LA NOUVELLE BATAILLE DE LA PAIX
Bref, Alep est aujourd’hui la réfraction d’un monde en train de se redéfinir. Dans le fracas des armes comme dans les faux-semblants des tractations et épreuves de force entre grandes ou moyennes puissances. Moment éminemment dangereux, qui peut à tout moment échapper à ses acteurs, même si telle n’est pas leur intention initiale, et dériver vers l’irréparable. Est-il besoin, ici, de rappeler qu’en guise de riposte à un atlantisme particulièrement agressif à son endroit, la Russie s’est donnée une nouvelle doctrine militaire russe rétablissant, depuis 2010, l’idée d’un droit à la ”« frappe nucléaire préventive »” ? Cette doctrine indique : ”« La Russie est en droit d’utiliser l’arme nucléaire pour se protéger elle-même et ses alliés ou en cas de menace de destruction de l’État. »” Il serait d’une folle inconscience de ne pas prendre au sérieux ce genre d’avertissement.

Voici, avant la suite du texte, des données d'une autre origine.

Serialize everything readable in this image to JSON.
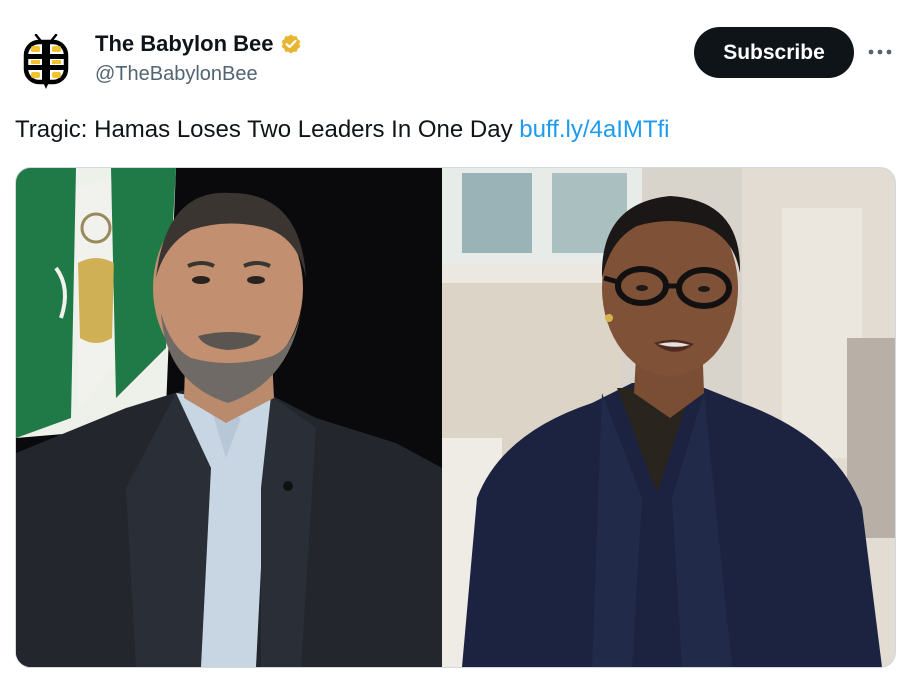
{
  "account": {
    "display_name": "The Babylon Bee",
    "handle": "@TheBabylonBee",
    "avatar_icon": "babylon-bee-logo-icon",
    "verified_icon": "verified-badge-icon",
    "verified_color": "#e8b530"
  },
  "actions": {
    "subscribe_label": "Subscribe",
    "more_icon": "more-options-icon"
  },
  "tweet": {
    "text": "Tragic: Hamas Loses Two Leaders In One Day ",
    "link_text": "buff.ly/4aIMTfi",
    "link_color": "#1d9bf0"
  },
  "media": {
    "photos": [
      {
        "name": "photo-left",
        "description_icon": "man-portrait-image"
      },
      {
        "name": "photo-right",
        "description_icon": "woman-portrait-image"
      }
    ]
  }
}
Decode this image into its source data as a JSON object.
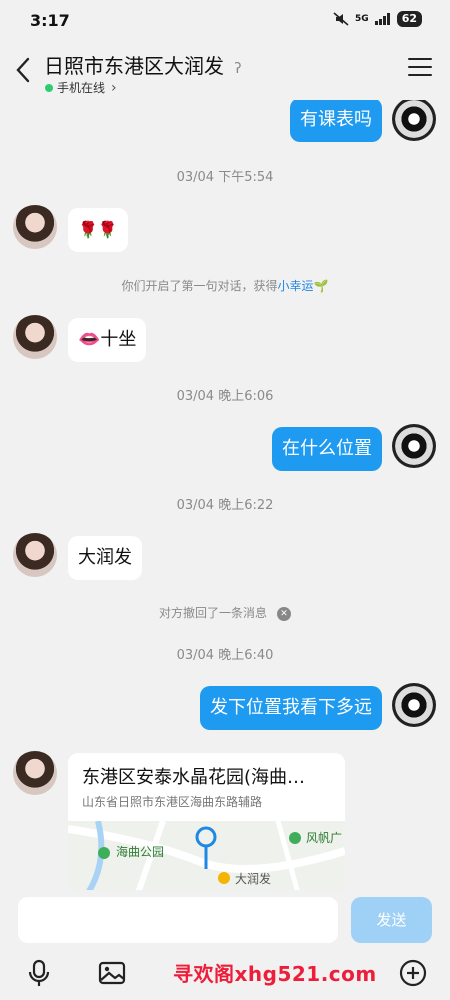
{
  "status": {
    "time": "3:17",
    "network": "5G",
    "battery": "62"
  },
  "header": {
    "title": "日照市东港区大润发",
    "subtitle": "手机在线",
    "subtitle_arrow": "›"
  },
  "messages": {
    "m1": "有课表吗",
    "t1": "03/04 下午5:54",
    "m2": "🌹🌹",
    "sys1_prefix": "你们开启了第一句对话，获得",
    "sys1_link": "小幸运",
    "sys1_emoji": "🌱",
    "m3": "👄十坐",
    "t2": "03/04 晚上6:06",
    "m4": "在什么位置",
    "t3": "03/04 晚上6:22",
    "m5": "大润发",
    "sys2": "对方撤回了一条消息",
    "t4": "03/04 晚上6:40",
    "m6": "发下位置我看下多远"
  },
  "location": {
    "title": "东港区安泰水晶花园(海曲…",
    "address": "山东省日照市东港区海曲东路辅路",
    "map_labels": {
      "park": "海曲公园",
      "store": "大润发",
      "fengfan": "风帆广"
    }
  },
  "input": {
    "placeholder": "",
    "send_label": "发送"
  },
  "watermark": "寻欢阁xhg521.com",
  "colors": {
    "bubble_me": "#1e9bf0",
    "send_disabled": "#9fd0f5",
    "online": "#2ecc71"
  }
}
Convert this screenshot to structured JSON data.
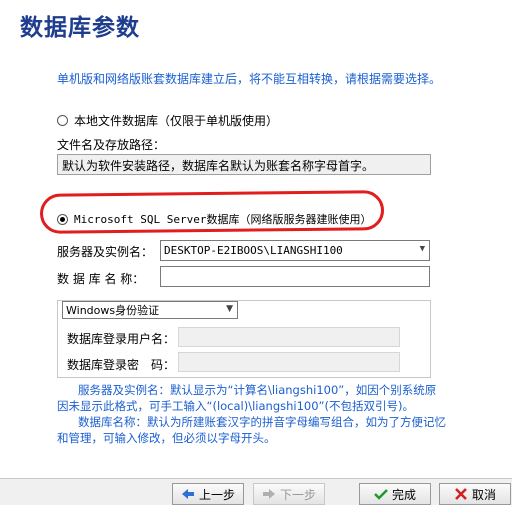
{
  "title": "数据库参数",
  "description": "单机版和网络版账套数据库建立后，将不能互相转换，请根据需要选择。",
  "local_option": {
    "label": "本地文件数据库（仅限于单机版使用）",
    "checked": false,
    "path_label": "文件名及存放路径：",
    "path_value": "默认为软件安装路径，数据库名默认为账套名称字母首字。"
  },
  "sql_option": {
    "label": "Microsoft SQL Server数据库（网络版服务器建账使用）",
    "checked": true
  },
  "server": {
    "label": "服务器及实例名：",
    "value": "DESKTOP-E2IBOOS\\LIANGSHI100"
  },
  "dbname": {
    "label": "数 据 库 名 称：",
    "value": ""
  },
  "auth": {
    "selected": "Windows身份验证",
    "user_label": "数据库登录用户名：",
    "user_value": "",
    "password_label": "数据库登录密　码：",
    "password_value": ""
  },
  "notes": {
    "line1": "服务器及实例名：默认显示为“计算名\\liangshi100”，如因个别系统原",
    "line2": "因未显示此格式，可手工输入“(local)\\liangshi100”(不包括双引号)。",
    "line3": "数据库名称：默认为所建账套汉字的拼音字母编写组合，如为了方便记忆",
    "line4": "和管理，可输入修改，但必须以字母开头。"
  },
  "buttons": {
    "prev": "上一步",
    "next": "下一步",
    "finish": "完成",
    "cancel": "取消"
  },
  "icons": {
    "prev": "arrow-left-icon",
    "next": "arrow-right-icon",
    "finish": "checkmark-icon",
    "cancel": "x-cross-icon"
  },
  "colors": {
    "title": "#1f3d8f",
    "note_text": "#1a5fd0",
    "annotation_oval": "#e21d1d",
    "finish_icon": "#1e9a2c",
    "cancel_icon": "#d21f1f"
  }
}
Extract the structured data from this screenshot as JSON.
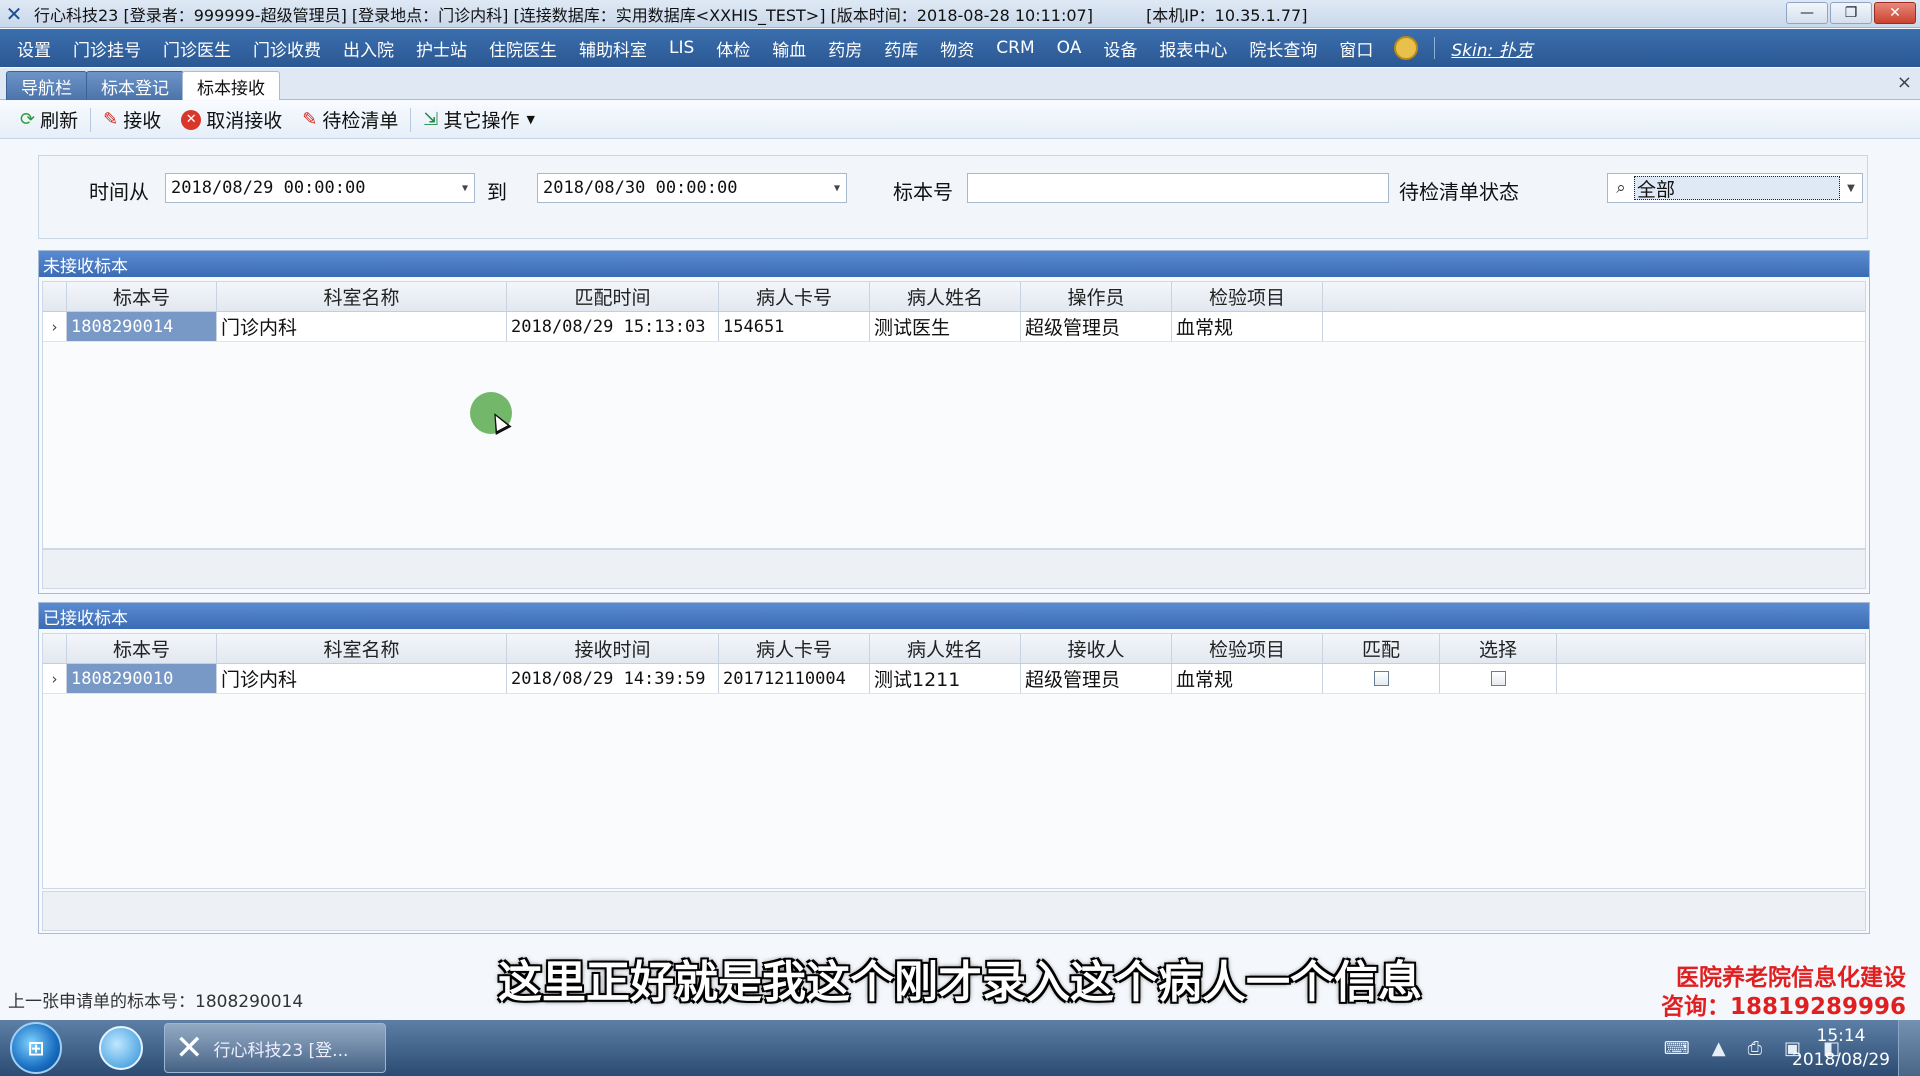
{
  "window": {
    "title_main": "行心科技23",
    "title_user": "[登录者：999999-超级管理员]",
    "title_location": "[登录地点：门诊内科]",
    "title_db": "[连接数据库：实用数据库<XXHIS_TEST>]",
    "title_version": "[版本时间：2018-08-28 10:11:07]",
    "title_ip": "[本机IP：10.35.1.77]",
    "minimize_glyph": "—",
    "restore_glyph": "❐",
    "close_glyph": "✕"
  },
  "menu": {
    "items": [
      "设置",
      "门诊挂号",
      "门诊医生",
      "门诊收费",
      "出入院",
      "护士站",
      "住院医生",
      "辅助科室",
      "LIS",
      "体检",
      "输血",
      "药房",
      "药库",
      "物资",
      "CRM",
      "OA",
      "设备",
      "报表中心",
      "院长查询",
      "窗口"
    ],
    "skin": "Skin: 扑克"
  },
  "tabs": {
    "items": [
      "导航栏",
      "标本登记",
      "标本接收"
    ],
    "active": "标本接收",
    "close_glyph": "×"
  },
  "toolbar": {
    "refresh": "刷新",
    "receive": "接收",
    "cancel_receive": "取消接收",
    "pending_list": "待检清单",
    "other_ops": "其它操作"
  },
  "filter": {
    "time_from_label": "时间从",
    "time_from": "2018/08/29 00:00:00",
    "to_label": "到",
    "time_to": "2018/08/30 00:00:00",
    "specimen_no_label": "标本号",
    "specimen_no_value": "",
    "status_label": "待检清单状态",
    "status_value": "全部"
  },
  "unreceived": {
    "title": "未接收标本",
    "columns": [
      "标本号",
      "科室名称",
      "匹配时间",
      "病人卡号",
      "病人姓名",
      "操作员",
      "检验项目"
    ],
    "rows": [
      {
        "specimen_no": "1808290014",
        "dept": "门诊内科",
        "match_time": "2018/08/29 15:13:03",
        "card_no": "154651",
        "patient": "测试医生",
        "operator": "超级管理员",
        "item": "血常规"
      }
    ]
  },
  "received": {
    "title": "已接收标本",
    "columns": [
      "标本号",
      "科室名称",
      "接收时间",
      "病人卡号",
      "病人姓名",
      "接收人",
      "检验项目",
      "匹配",
      "选择"
    ],
    "rows": [
      {
        "specimen_no": "1808290010",
        "dept": "门诊内科",
        "receive_time": "2018/08/29 14:39:59",
        "card_no": "201712110004",
        "patient": "测试1211",
        "receiver": "超级管理员",
        "item": "血常规",
        "matched": false,
        "selected": false
      }
    ]
  },
  "statusbar": {
    "text": "上一张申请单的标本号：1808290014"
  },
  "subtitle": "这里正好就是我这个刚才录入这个病人一个信息",
  "watermark": {
    "line1": "医院养老院信息化建设",
    "line2": "咨询：18819289996"
  },
  "taskbar": {
    "task_label": "行心科技23 [登...",
    "time": "15:14",
    "date": "2018/08/29"
  },
  "colors": {
    "menubar": "#2f62a3",
    "panel_header": "#3a6cb6",
    "selected_cell": "#7898c6",
    "watermark": "#e02020"
  }
}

L’action pour la paix redevient, dans ces conditions, un enjeu décisif. Elle suppose, en premier lieu, s’agissant de la tragédie d’Alep – ou d’autres qui pourraient se présenter par la suite –, que l’on place les populations civiles à l’abri d’un cessez-le-feu dont les modalités puissent être décidées et contrôlées par les Nations unies, et que l’on permette au plus vite l’évacuation, grâce à la formation de couloirs humanitaires, des dizaines de milliers de personnes encore prisonnières des milices, de la faim, des ruines et du froid. L’accord intervenu au Conseil de sécurité, ce 19 décembre, apparaît comme un pas dans cette direction.
Mais la bataille de la paix exige encore, pour que le combat contre la terreur intégriste acquière sa pleine efficacité sur le terrain, que se forme, toujours sous mandat de l’ONU et en lien avec les forces démocratiques présentes sur le terrain, à commencer par les mouvements kurdes, une réelle coalition politico-militaire internationale, réunissant toutes les puissances concernées. Le dialogue et la concertation entre celles-ci est un impératif. Car c’est seulement de cette manière que chacune des actions entreprises pourra faire l’objet d’une décision et d’une maîtrise de la communauté internationale. Loin des ignominies auxquelles nous avons assisté à Alep…
REDONNER À L’ONU TOUTE SA PLACE
Cela pose enfin, quoique l’objectif se situât à moyen terme, la question de la refondation de l’Organisation des Nations unies. Avec son Assemblée générale forte de 193 États membres, elle constitue de loin l’institution la plus universelle de réglementation des relations internationales. Elle a donc toujours une place essentielle, à l’orée d’un siècle que la mondialisation sauvage confronte aux tensions de toute sorte, aux risques de guerre, au terrorisme, aux migrations massives, aux famines et aux menaces sur le climat. Sa crise présente, matérialisée par son impuissance à Alep, ne se résoudra pas avec la disparition du droit de veto des cinq membres permanents du Conseil de sécurité, récemment évoquée par notre président de la République, dans la mesure où cette mesure laisserait intacte la prépondérance des États-Unis sur l’instance comme leur faculté de régenter les recrutements aux plus hautes fonctions de sa bureaucratie. Elle exige plutôt que l’on confère à l’ONU le pouvoir d’application pratique de ses décisions, résolutions et conventions, y compris dans le domaine de la lutte contre les menées prédatrices des multinationales. Et elle requiert la mise en place d’un nouveau système de sécurité collective (l’actuel ayant été établi en 1945, dans le chapitre VII de sa Charte), qui lui permettrait de reprendre la main sur une Otan s’étant progressivement octroyée une faculté d’intervention aux quatre coins du monde, et qui lui offrirait par exemple la possibilité de déployer des forces militaires en cas de périls sur la paix.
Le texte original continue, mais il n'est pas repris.